Traffic safety measures ranging from seat belt and drunk driving enforcement to design standards for cars and trucks “averted a public health disaster” by preventing about 5.8 million deaths in the U.S. from 1968 through 2015, according to a new study.
The analysis found that without federal and state policies, traffic deaths annually would “likely have been in the hundreds of thousands rather than tens of thousands” in recent years. The report, published in the Journal of Public Health Policy, was by Leon Robertson, an injury epidemiology expert who taught at Yale and Harvard and has written more than 150 research papers and books, many on automotive safety.
Robertson’s estimate of 5.8 million lives saved over nearly a half-century is almost 10 times higher than a previous government estimate for a similar period. At least one other auto safety expert – Charles Farmer, the vice president for research at the Insurance Institute for Highway Safety – characterized Robertson’s estimate as way too high.
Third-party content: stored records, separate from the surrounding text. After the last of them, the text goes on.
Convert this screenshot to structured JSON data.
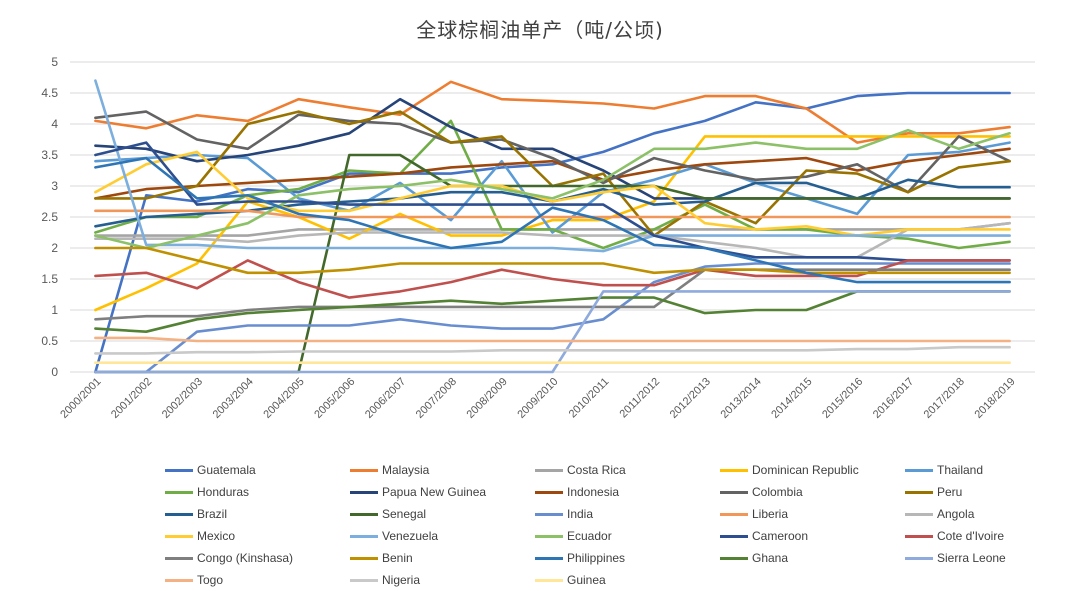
{
  "chart_data": {
    "type": "line",
    "title": "全球棕榈油单产（吨/公顷)",
    "xlabel": "",
    "ylabel": "",
    "ylim": [
      0,
      5
    ],
    "yticks": [
      "0",
      "0.5",
      "1",
      "1.5",
      "2",
      "2.5",
      "3",
      "3.5",
      "4",
      "4.5",
      "5"
    ],
    "grid": true,
    "legend_position": "bottom",
    "categories": [
      "2000/2001",
      "2001/2002",
      "2002/2003",
      "2003/2004",
      "2004/2005",
      "2005/2006",
      "2006/2007",
      "2007/2008",
      "2008/2009",
      "2009/2010",
      "2010/2011",
      "2011/2012",
      "2012/2013",
      "2013/2014",
      "2014/2015",
      "2015/2016",
      "2016/2017",
      "2017/2018",
      "2018/2019"
    ],
    "series": [
      {
        "name": "Guatemala",
        "color": "#4472C4",
        "values": [
          0,
          2.85,
          2.75,
          2.95,
          2.9,
          3.2,
          3.2,
          3.2,
          3.3,
          3.35,
          3.55,
          3.85,
          4.05,
          4.35,
          4.25,
          4.45,
          4.5,
          4.5,
          4.5
        ]
      },
      {
        "name": "Malaysia",
        "color": "#ED7D31",
        "values": [
          4.05,
          3.93,
          4.14,
          4.05,
          4.4,
          4.27,
          4.15,
          4.68,
          4.4,
          4.37,
          4.33,
          4.25,
          4.45,
          4.45,
          4.25,
          3.7,
          3.85,
          3.85,
          3.95
        ]
      },
      {
        "name": "Costa Rica",
        "color": "#A5A5A5",
        "values": [
          2.2,
          2.2,
          2.2,
          2.2,
          2.3,
          2.3,
          2.3,
          2.3,
          2.3,
          2.3,
          2.3,
          2.3,
          2.3,
          2.3,
          2.3,
          2.3,
          2.3,
          2.3,
          2.4
        ]
      },
      {
        "name": "Dominican Republic",
        "color": "#FFC000",
        "values": [
          1.0,
          1.35,
          1.75,
          2.75,
          2.5,
          2.15,
          2.55,
          2.2,
          2.2,
          2.45,
          2.45,
          2.75,
          3.8,
          3.8,
          3.8,
          3.8,
          3.8,
          3.8,
          3.8
        ]
      },
      {
        "name": "Thailand",
        "color": "#5B9BD5",
        "values": [
          3.4,
          3.45,
          3.5,
          3.45,
          2.8,
          2.6,
          3.05,
          2.45,
          3.4,
          2.25,
          2.9,
          3.1,
          3.35,
          3.05,
          2.8,
          2.55,
          3.5,
          3.55,
          3.7
        ]
      },
      {
        "name": "Honduras",
        "color": "#70AD47",
        "values": [
          2.25,
          2.5,
          2.5,
          2.85,
          2.95,
          3.25,
          3.2,
          4.05,
          2.3,
          2.3,
          2.0,
          2.3,
          2.7,
          2.3,
          2.3,
          2.2,
          2.15,
          2.0,
          2.1
        ]
      },
      {
        "name": "Papua New Guinea",
        "color": "#264478",
        "values": [
          3.65,
          3.6,
          3.4,
          3.5,
          3.65,
          3.85,
          4.4,
          3.95,
          3.6,
          3.6,
          3.25,
          2.8,
          2.8,
          2.8,
          2.8,
          2.8,
          2.8,
          2.8,
          2.8
        ]
      },
      {
        "name": "Indonesia",
        "color": "#9E480E",
        "values": [
          2.8,
          2.95,
          3.0,
          3.05,
          3.1,
          3.15,
          3.2,
          3.3,
          3.35,
          3.4,
          3.1,
          3.25,
          3.35,
          3.4,
          3.45,
          3.25,
          3.4,
          3.5,
          3.6
        ]
      },
      {
        "name": "Colombia",
        "color": "#636363",
        "values": [
          4.1,
          4.2,
          3.75,
          3.6,
          4.15,
          4.05,
          4.0,
          3.7,
          3.75,
          3.45,
          3.05,
          3.45,
          3.25,
          3.1,
          3.15,
          3.35,
          2.9,
          3.8,
          3.4
        ]
      },
      {
        "name": "Peru",
        "color": "#997300",
        "values": [
          2.8,
          2.8,
          3.0,
          4.0,
          4.2,
          4.0,
          4.2,
          3.7,
          3.8,
          3.0,
          3.2,
          2.2,
          2.75,
          2.4,
          3.25,
          3.2,
          2.9,
          3.3,
          3.4
        ]
      },
      {
        "name": "Brazil",
        "color": "#255E91",
        "values": [
          2.35,
          2.5,
          2.55,
          2.6,
          2.7,
          2.75,
          2.8,
          2.9,
          2.9,
          2.75,
          2.95,
          2.7,
          2.75,
          3.05,
          3.05,
          2.8,
          3.1,
          2.98,
          2.98
        ]
      },
      {
        "name": "Senegal",
        "color": "#43682B",
        "values": [
          0,
          0,
          0,
          0,
          0,
          3.5,
          3.5,
          3.0,
          3.0,
          3.0,
          3.0,
          3.0,
          2.8,
          2.8,
          2.8,
          2.8,
          2.8,
          2.8,
          2.8
        ]
      },
      {
        "name": "India",
        "color": "#698ED0",
        "values": [
          0,
          0,
          0.65,
          0.75,
          0.75,
          0.75,
          0.85,
          0.75,
          0.7,
          0.7,
          0.85,
          1.45,
          1.7,
          1.75,
          1.75,
          1.75,
          1.75,
          1.75,
          1.75
        ]
      },
      {
        "name": "Liberia",
        "color": "#F1975A",
        "values": [
          2.6,
          2.6,
          2.6,
          2.6,
          2.5,
          2.5,
          2.5,
          2.5,
          2.5,
          2.5,
          2.5,
          2.5,
          2.5,
          2.5,
          2.5,
          2.5,
          2.5,
          2.5,
          2.5
        ]
      },
      {
        "name": "Angola",
        "color": "#B7B7B7",
        "values": [
          2.15,
          2.15,
          2.15,
          2.1,
          2.2,
          2.25,
          2.25,
          2.25,
          2.25,
          2.2,
          2.2,
          2.2,
          2.1,
          2.0,
          1.85,
          1.85,
          2.3,
          2.3,
          2.4
        ]
      },
      {
        "name": "Mexico",
        "color": "#FFCD33",
        "values": [
          2.9,
          3.35,
          3.55,
          2.8,
          2.6,
          2.6,
          2.8,
          3.0,
          3.0,
          2.75,
          2.9,
          3.0,
          2.4,
          2.3,
          2.35,
          2.2,
          2.3,
          2.3,
          2.3
        ]
      },
      {
        "name": "Venezuela",
        "color": "#7CAFDD",
        "values": [
          4.7,
          2.05,
          2.05,
          2.0,
          2.0,
          2.0,
          2.0,
          2.0,
          2.0,
          2.0,
          1.95,
          2.2,
          2.2,
          2.2,
          2.2,
          2.2,
          2.2,
          2.2,
          2.2
        ]
      },
      {
        "name": "Ecuador",
        "color": "#8CC168",
        "values": [
          2.2,
          2.0,
          2.2,
          2.4,
          2.85,
          2.95,
          3.0,
          3.1,
          2.95,
          2.8,
          3.1,
          3.6,
          3.6,
          3.7,
          3.6,
          3.6,
          3.9,
          3.6,
          3.85
        ]
      },
      {
        "name": "Cameroon",
        "color": "#2E4F8F",
        "values": [
          3.5,
          3.7,
          2.7,
          2.75,
          2.75,
          2.7,
          2.7,
          2.7,
          2.7,
          2.7,
          2.7,
          2.2,
          2.0,
          1.85,
          1.85,
          1.85,
          1.8,
          1.8,
          1.8
        ]
      },
      {
        "name": "Cote d'Ivoire",
        "color": "#C0504D",
        "values": [
          1.55,
          1.6,
          1.35,
          1.8,
          1.45,
          1.2,
          1.3,
          1.45,
          1.65,
          1.5,
          1.4,
          1.4,
          1.65,
          1.55,
          1.55,
          1.55,
          1.8,
          1.8,
          1.8
        ]
      },
      {
        "name": "Congo (Kinshasa)",
        "color": "#7F7F7F",
        "values": [
          0.85,
          0.9,
          0.9,
          1.0,
          1.05,
          1.05,
          1.05,
          1.05,
          1.05,
          1.05,
          1.05,
          1.05,
          1.65,
          1.65,
          1.65,
          1.65,
          1.65,
          1.65,
          1.65
        ]
      },
      {
        "name": "Benin",
        "color": "#BF9000",
        "values": [
          2.0,
          2.0,
          1.8,
          1.6,
          1.6,
          1.65,
          1.75,
          1.75,
          1.75,
          1.75,
          1.75,
          1.6,
          1.65,
          1.65,
          1.6,
          1.6,
          1.6,
          1.6,
          1.6
        ]
      },
      {
        "name": "Philippines",
        "color": "#2E75B6",
        "values": [
          3.3,
          3.45,
          2.8,
          2.85,
          2.55,
          2.45,
          2.2,
          2.0,
          2.1,
          2.65,
          2.45,
          2.05,
          2.0,
          1.8,
          1.6,
          1.45,
          1.45,
          1.45,
          1.45
        ]
      },
      {
        "name": "Ghana",
        "color": "#548235",
        "values": [
          0.7,
          0.65,
          0.85,
          0.95,
          1.0,
          1.05,
          1.1,
          1.15,
          1.1,
          1.15,
          1.2,
          1.2,
          0.95,
          1.0,
          1.0,
          1.3,
          1.3,
          1.3,
          1.3
        ]
      },
      {
        "name": "Sierra Leone",
        "color": "#8FAADC",
        "values": [
          0,
          0,
          0,
          0,
          0,
          0,
          0,
          0,
          0,
          0,
          1.3,
          1.3,
          1.3,
          1.3,
          1.3,
          1.3,
          1.3,
          1.3,
          1.3
        ]
      },
      {
        "name": "Togo",
        "color": "#F4B183",
        "values": [
          0.55,
          0.55,
          0.5,
          0.5,
          0.5,
          0.5,
          0.5,
          0.5,
          0.5,
          0.5,
          0.5,
          0.5,
          0.5,
          0.5,
          0.5,
          0.5,
          0.5,
          0.5,
          0.5
        ]
      },
      {
        "name": "Nigeria",
        "color": "#C9C9C9",
        "values": [
          0.3,
          0.3,
          0.32,
          0.32,
          0.33,
          0.33,
          0.33,
          0.33,
          0.35,
          0.35,
          0.35,
          0.35,
          0.35,
          0.35,
          0.35,
          0.37,
          0.37,
          0.4,
          0.4
        ]
      },
      {
        "name": "Guinea",
        "color": "#FFE699",
        "values": [
          0.15,
          0.15,
          0.15,
          0.15,
          0.15,
          0.15,
          0.15,
          0.15,
          0.15,
          0.15,
          0.15,
          0.15,
          0.15,
          0.15,
          0.15,
          0.15,
          0.15,
          0.15,
          0.15
        ]
      }
    ]
  }
}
But Robertson told FairWarning that his peer-reviewed study reflected a broad array of factors that influence safety. He took into account the rising numbers of registered cars, trucks and motorcycles in recent decades, along with increases in miles traveled. Robertson also evaluated population growth and the increases in young, inexperienced drivers, who have a higher risk of accidents. Other considerations included population shifts to warmer states, where people tend to drive more.